En gros, en privatisant l'immobilier en centre-ville, on s'assure que seules les classes plus ou moins privilégiées (classes moyennes supérieures, massivement blanches) ont accès au centre historique, et on repousse les autres dans les banlieues lointaines. Ici, à Oud Zuid, malgré tout ce qu'on nous dit (même au sein de mon parti), on continue à remplacer des logements sociaux mixtes par des logements réservés aux classes moyennes supérieures blanches: soit on rénove et les nouveaux loyers sont tels que la plupart des habitants sont obligés de partir plus loin du centre, soit on privatise complètement, et là, la totalité des habitants originels en est exclue définitivement.
On parle d'intégration, de politique de la ville, de cohésion sociale, mais pour l'instant je vois surtout une parisianisation d'Amsterdam: les privilégiés et les ultra-pauvres qui les servent au centre, les classes moyennes fragilisées et les immigrés en banlieue. Plus on est loin (comptez la distance en temps de transports en communs, pas en kilomètres), plus on est pauvre et exclu.
J'essaye d'alerter les gens de mon parti, leur expliquer qu'on est en train de faire les mêmes conneries que les Français depuis 30 ans, mais personne n'est prêt à m'écouter. C'est vraiment cause toujours tu m'intéresses.

Ce qui me choque, c'est le degré de violence exercée: on vire les gens d'un quartier qu'ils ont contribué à rendre sympa pour les remplacer par d'autres qui "achètent" leur confort, non pas aux précédents locataires, mais aux agences locatives (autrefois dépendant des pouvoirs publics et financés par l'État, désormais privatisés et extrêmement rentables). Les malheureux sont non seulement exilés dans des quartiers lointains, mais il payent aussi la médiocrité de l'urbanisme européen depuis la guerre, en vivant dans des quartiers laids, mal conçus, et où la voiture est une nécessité absolue. Exclusion sociale, exil forcé, nouvelles charges de transport...

Pour ceux qui ont lu mon bouquin, Le grand mélange, c'est un truc que j'explique sur pas mal de pages.

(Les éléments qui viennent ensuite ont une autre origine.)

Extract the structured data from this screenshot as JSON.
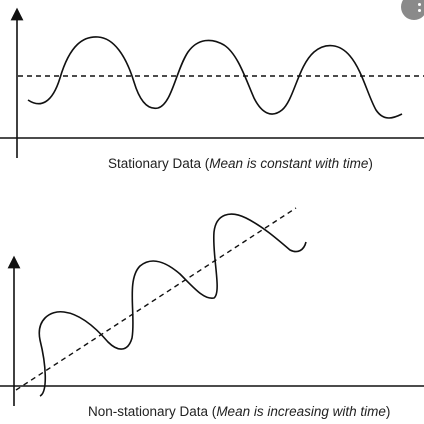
{
  "top_panel": {
    "caption_prefix": "Stationary Data (",
    "caption_emphasis": "Mean is constant with time",
    "caption_suffix": ")"
  },
  "bottom_panel": {
    "caption_prefix": "Non-stationary Data (",
    "caption_emphasis": "Mean is increasing with time",
    "caption_suffix": ")"
  },
  "colors": {
    "stroke": "#111111",
    "badge": "#8a8a8a"
  },
  "icons": {
    "more_options": "more-options-icon"
  }
}
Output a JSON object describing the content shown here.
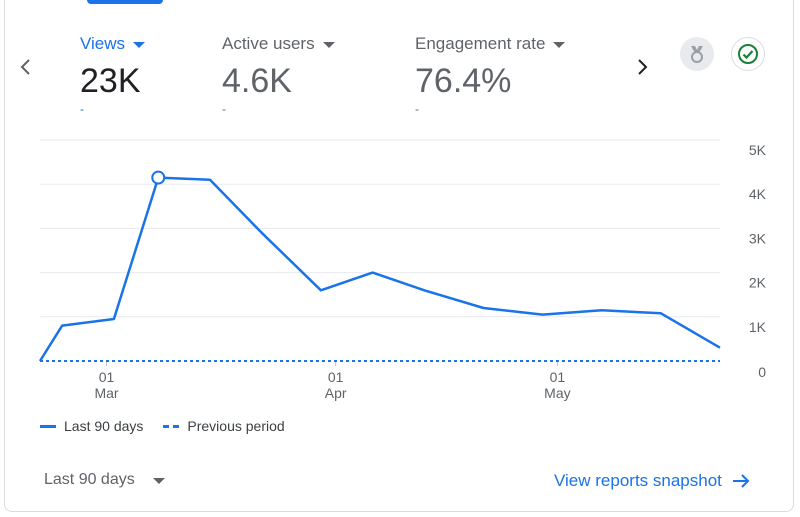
{
  "metrics": [
    {
      "label": "Views",
      "value": "23K",
      "change": "-"
    },
    {
      "label": "Active users",
      "value": "4.6K",
      "change": "-"
    },
    {
      "label": "Engagement rate",
      "value": "76.4%",
      "change": "-"
    }
  ],
  "icons": {
    "prev": "chevron-left-icon",
    "next": "chevron-right-icon",
    "insights": "insights-badge-icon",
    "status": "check-circle-icon"
  },
  "colors": {
    "accent": "#1a73e8",
    "grid": "#e8eaed",
    "text_muted": "#5f6368",
    "status_green": "#188038"
  },
  "chart_data": {
    "type": "line",
    "y_ticks": [
      "5K",
      "4K",
      "3K",
      "2K",
      "1K",
      "0"
    ],
    "ylim": [
      0,
      5000
    ],
    "x_ticks": [
      {
        "day": "01",
        "month": "Mar",
        "index": 9
      },
      {
        "day": "01",
        "month": "Apr",
        "index": 40
      },
      {
        "day": "01",
        "month": "May",
        "index": 70
      }
    ],
    "series": [
      {
        "name": "Last 90 days",
        "style": "solid",
        "points": [
          [
            0,
            0
          ],
          [
            3,
            800
          ],
          [
            10,
            950
          ],
          [
            16,
            4150
          ],
          [
            23,
            4100
          ],
          [
            30,
            2900
          ],
          [
            38,
            1600
          ],
          [
            45,
            2000
          ],
          [
            52,
            1600
          ],
          [
            60,
            1200
          ],
          [
            68,
            1050
          ],
          [
            76,
            1150
          ],
          [
            84,
            1080
          ],
          [
            92,
            300
          ]
        ],
        "highlight_index": 3
      },
      {
        "name": "Previous period",
        "style": "dashed",
        "points": [
          [
            0,
            0
          ],
          [
            92,
            0
          ]
        ]
      }
    ]
  },
  "footer": {
    "range_label": "Last 90 days",
    "snapshot_link": "View reports snapshot"
  }
}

Mais c'est de toutes façons un thème qui commence à être enfin compris par le grand public: ségrégation spaciale, ségrégations sociale, ségrégation ethnique... Combien de temps faudra-t-il aux décideurs pour percuter, je ne sais pas.

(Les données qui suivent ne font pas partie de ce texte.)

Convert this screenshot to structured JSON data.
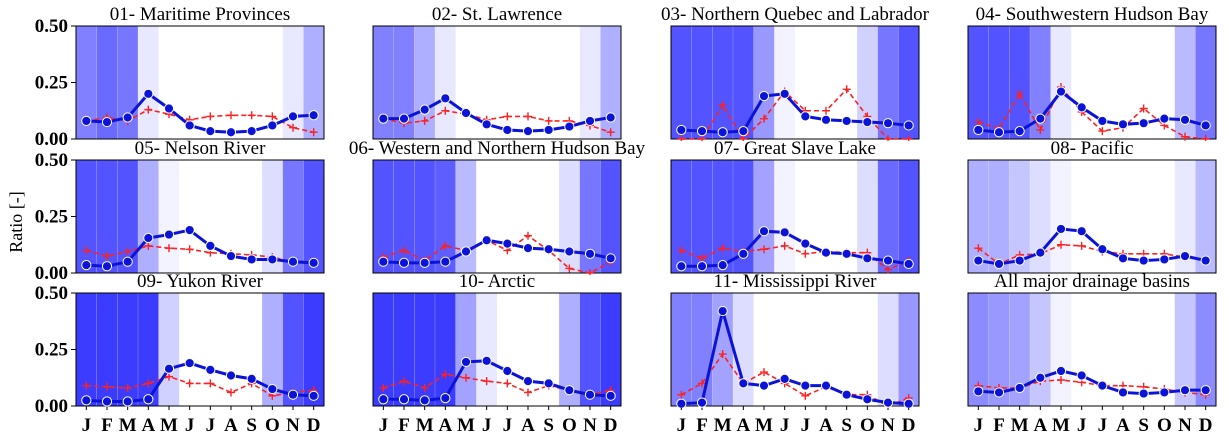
{
  "figure": {
    "ylabel": "Ratio [-]",
    "months": [
      "J",
      "F",
      "M",
      "A",
      "M",
      "J",
      "J",
      "A",
      "S",
      "O",
      "N",
      "D"
    ],
    "yticks": [
      "0.00",
      "0.25",
      "0.50"
    ]
  },
  "colors": {
    "solid_series": "#0b14d6",
    "dashed_series": "#ff2020",
    "shade_base": "#1a1aff"
  },
  "chart_data": [
    {
      "type": "line",
      "title": "01- Maritime Provinces",
      "ylim": [
        0,
        0.5
      ],
      "shade": [
        0.55,
        0.65,
        0.6,
        0.1,
        0,
        0,
        0,
        0,
        0,
        0,
        0.1,
        0.35
      ],
      "series": [
        {
          "values": [
            0.08,
            0.075,
            0.095,
            0.2,
            0.135,
            0.06,
            0.035,
            0.03,
            0.035,
            0.06,
            0.1,
            0.105
          ]
        },
        {
          "values": [
            0.08,
            0.095,
            0.08,
            0.13,
            0.11,
            0.085,
            0.1,
            0.105,
            0.105,
            0.1,
            0.05,
            0.03
          ]
        }
      ]
    },
    {
      "type": "line",
      "title": "02- St. Lawrence",
      "ylim": [
        0,
        0.5
      ],
      "shade": [
        0.55,
        0.55,
        0.35,
        0.1,
        0,
        0,
        0,
        0,
        0,
        0,
        0.1,
        0.35
      ],
      "series": [
        {
          "values": [
            0.09,
            0.09,
            0.13,
            0.18,
            0.115,
            0.065,
            0.04,
            0.035,
            0.04,
            0.055,
            0.08,
            0.095
          ]
        },
        {
          "values": [
            0.09,
            0.07,
            0.08,
            0.125,
            0.11,
            0.085,
            0.1,
            0.1,
            0.08,
            0.08,
            0.06,
            0.03
          ]
        }
      ]
    },
    {
      "type": "line",
      "title": "03- Northern Quebec and Labrador",
      "ylim": [
        0,
        0.5
      ],
      "shade": [
        0.75,
        0.75,
        0.75,
        0.75,
        0.45,
        0.05,
        0,
        0,
        0,
        0.2,
        0.6,
        0.75
      ],
      "series": [
        {
          "values": [
            0.04,
            0.035,
            0.03,
            0.035,
            0.19,
            0.2,
            0.1,
            0.085,
            0.08,
            0.075,
            0.07,
            0.06
          ]
        },
        {
          "values": [
            0,
            0,
            0.15,
            0,
            0.09,
            0.21,
            0.125,
            0.125,
            0.22,
            0.1,
            0,
            0
          ]
        }
      ]
    },
    {
      "type": "line",
      "title": "04- Southwestern Hudson Bay",
      "ylim": [
        0,
        0.5
      ],
      "shade": [
        0.75,
        0.75,
        0.75,
        0.55,
        0.1,
        0,
        0,
        0,
        0,
        0,
        0.3,
        0.6
      ],
      "series": [
        {
          "values": [
            0.04,
            0.03,
            0.035,
            0.09,
            0.21,
            0.14,
            0.08,
            0.065,
            0.07,
            0.09,
            0.085,
            0.06
          ]
        },
        {
          "values": [
            0.075,
            0.045,
            0.2,
            0.04,
            0.23,
            0.12,
            0.035,
            0.05,
            0.135,
            0.06,
            0.01,
            0
          ]
        }
      ]
    },
    {
      "type": "line",
      "title": "05- Nelson River",
      "ylim": [
        0,
        0.5
      ],
      "shade": [
        0.75,
        0.75,
        0.75,
        0.35,
        0.05,
        0,
        0,
        0,
        0,
        0.15,
        0.6,
        0.75
      ],
      "series": [
        {
          "values": [
            0.035,
            0.03,
            0.05,
            0.155,
            0.17,
            0.19,
            0.12,
            0.075,
            0.06,
            0.06,
            0.05,
            0.045
          ]
        },
        {
          "values": [
            0.1,
            0.075,
            0.095,
            0.12,
            0.11,
            0.105,
            0.09,
            0.085,
            0.08,
            0.07,
            0.05,
            0.05
          ]
        }
      ]
    },
    {
      "type": "line",
      "title": "06- Western and Northern Hudson Bay",
      "ylim": [
        0,
        0.5
      ],
      "shade": [
        0.75,
        0.75,
        0.75,
        0.7,
        0.3,
        0,
        0,
        0,
        0,
        0.15,
        0.6,
        0.75
      ],
      "series": [
        {
          "values": [
            0.05,
            0.045,
            0.045,
            0.05,
            0.095,
            0.145,
            0.13,
            0.11,
            0.105,
            0.095,
            0.085,
            0.065
          ]
        },
        {
          "values": [
            0.07,
            0.1,
            0.055,
            0.12,
            0.1,
            0.145,
            0.1,
            0.165,
            0.1,
            0.02,
            0,
            0.05
          ]
        }
      ]
    },
    {
      "type": "line",
      "title": "07- Great Slave Lake",
      "ylim": [
        0,
        0.5
      ],
      "shade": [
        0.75,
        0.75,
        0.75,
        0.75,
        0.4,
        0.05,
        0,
        0,
        0,
        0.15,
        0.65,
        0.75
      ],
      "series": [
        {
          "values": [
            0.03,
            0.03,
            0.035,
            0.085,
            0.185,
            0.18,
            0.13,
            0.09,
            0.085,
            0.065,
            0.055,
            0.04
          ]
        },
        {
          "values": [
            0.1,
            0.065,
            0.11,
            0.095,
            0.105,
            0.12,
            0.085,
            0.095,
            0.09,
            0.09,
            0.015,
            0.055
          ]
        }
      ]
    },
    {
      "type": "line",
      "title": "08- Pacific",
      "ylim": [
        0,
        0.5
      ],
      "shade": [
        0.35,
        0.35,
        0.25,
        0.15,
        0.05,
        0,
        0,
        0,
        0,
        0,
        0.1,
        0.3
      ],
      "series": [
        {
          "values": [
            0.055,
            0.04,
            0.055,
            0.09,
            0.195,
            0.185,
            0.105,
            0.065,
            0.055,
            0.06,
            0.075,
            0.055
          ]
        },
        {
          "values": [
            0.11,
            0.04,
            0.08,
            0.085,
            0.125,
            0.12,
            0.095,
            0.085,
            0.085,
            0.085,
            0.07,
            0.06
          ]
        }
      ]
    },
    {
      "type": "line",
      "title": "09- Yukon River",
      "ylim": [
        0,
        0.5
      ],
      "shade": [
        0.85,
        0.85,
        0.85,
        0.85,
        0.2,
        0,
        0,
        0,
        0,
        0.35,
        0.75,
        0.85
      ],
      "series": [
        {
          "values": [
            0.025,
            0.02,
            0.02,
            0.03,
            0.165,
            0.19,
            0.16,
            0.135,
            0.12,
            0.075,
            0.05,
            0.045
          ]
        },
        {
          "values": [
            0.09,
            0.085,
            0.08,
            0.1,
            0.13,
            0.1,
            0.1,
            0.06,
            0.1,
            0.045,
            0.06,
            0.07
          ]
        }
      ]
    },
    {
      "type": "line",
      "title": "10- Arctic",
      "ylim": [
        0,
        0.5
      ],
      "shade": [
        0.85,
        0.85,
        0.85,
        0.85,
        0.4,
        0.1,
        0,
        0,
        0,
        0.35,
        0.75,
        0.85
      ],
      "series": [
        {
          "values": [
            0.03,
            0.03,
            0.025,
            0.035,
            0.195,
            0.2,
            0.155,
            0.11,
            0.1,
            0.07,
            0.05,
            0.045
          ]
        },
        {
          "values": [
            0.08,
            0.11,
            0.08,
            0.14,
            0.125,
            0.11,
            0.1,
            0.06,
            0.09,
            0.07,
            0.05,
            0.07
          ]
        }
      ]
    },
    {
      "type": "line",
      "title": "11- Mississippi River",
      "ylim": [
        0,
        0.5
      ],
      "shade": [
        0.55,
        0.55,
        0.4,
        0.15,
        0,
        0,
        0,
        0,
        0,
        0,
        0.15,
        0.45
      ],
      "series": [
        {
          "values": [
            0.01,
            0.015,
            0.42,
            0.1,
            0.09,
            0.12,
            0.09,
            0.09,
            0.05,
            0.03,
            0.015,
            0.01
          ]
        },
        {
          "values": [
            0.05,
            0.1,
            0.23,
            0.1,
            0.15,
            0.1,
            0.045,
            0.085,
            0.05,
            0.05,
            0,
            0.035
          ]
        }
      ]
    },
    {
      "type": "line",
      "title": "All major drainage basins",
      "ylim": [
        0,
        0.5
      ],
      "shade": [
        0.5,
        0.45,
        0.4,
        0.25,
        0.05,
        0,
        0,
        0,
        0,
        0,
        0.25,
        0.5
      ],
      "series": [
        {
          "values": [
            0.065,
            0.06,
            0.08,
            0.125,
            0.155,
            0.135,
            0.09,
            0.06,
            0.055,
            0.06,
            0.07,
            0.07
          ]
        },
        {
          "values": [
            0.09,
            0.08,
            0.08,
            0.11,
            0.115,
            0.105,
            0.09,
            0.09,
            0.085,
            0.075,
            0.06,
            0.05
          ]
        }
      ]
    }
  ]
}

Allez, un peu de presse hollandaise pour changer:
Le Volkskrant publie à la une les résultats d’une étude de l’université d’Utrecht qui montrerait que « les quartiers limitrophes des 40 quartiers prioritaires de la ministre de l’intégration et des quartiers, Mme Vogelaar, sont les prochains quartiers prioritaires » (…). « Les chercheurs ont étudié durant trois ans les effets des grands projets de restructuration urbaine à Leyde, Utrecht et la Haye, et ont constaté que les habitants quittent les quartiers en rénovation pour se réinstaller dans un cadre comparable à leur ancien habitat : beaucoup de logement social, d’allochtones non occidentaux et de revenus faibles. Ces ‘quartiers d’accueil’ se dégradent ensuite rapidement : ‘l’objectif de la restructuration est souvent d’éviter les concentrations, par exemple de logement social et de familles à bas revenu, mais la politique menée favorise justement ces concentrations dans d’autres parties de la ville’, commente un des chercheurs du NICIS Institute. (…) ‘Beaucoup de responsables croient qu’il suffit de raser des quartiers pour résoudre la concentration de problèmes. Nous n’y croyons absolument pas. Il est extrêmement onéreux et radical de vouloir résoudre des problèmes sociaux par des mesures d’aménagement urbain ».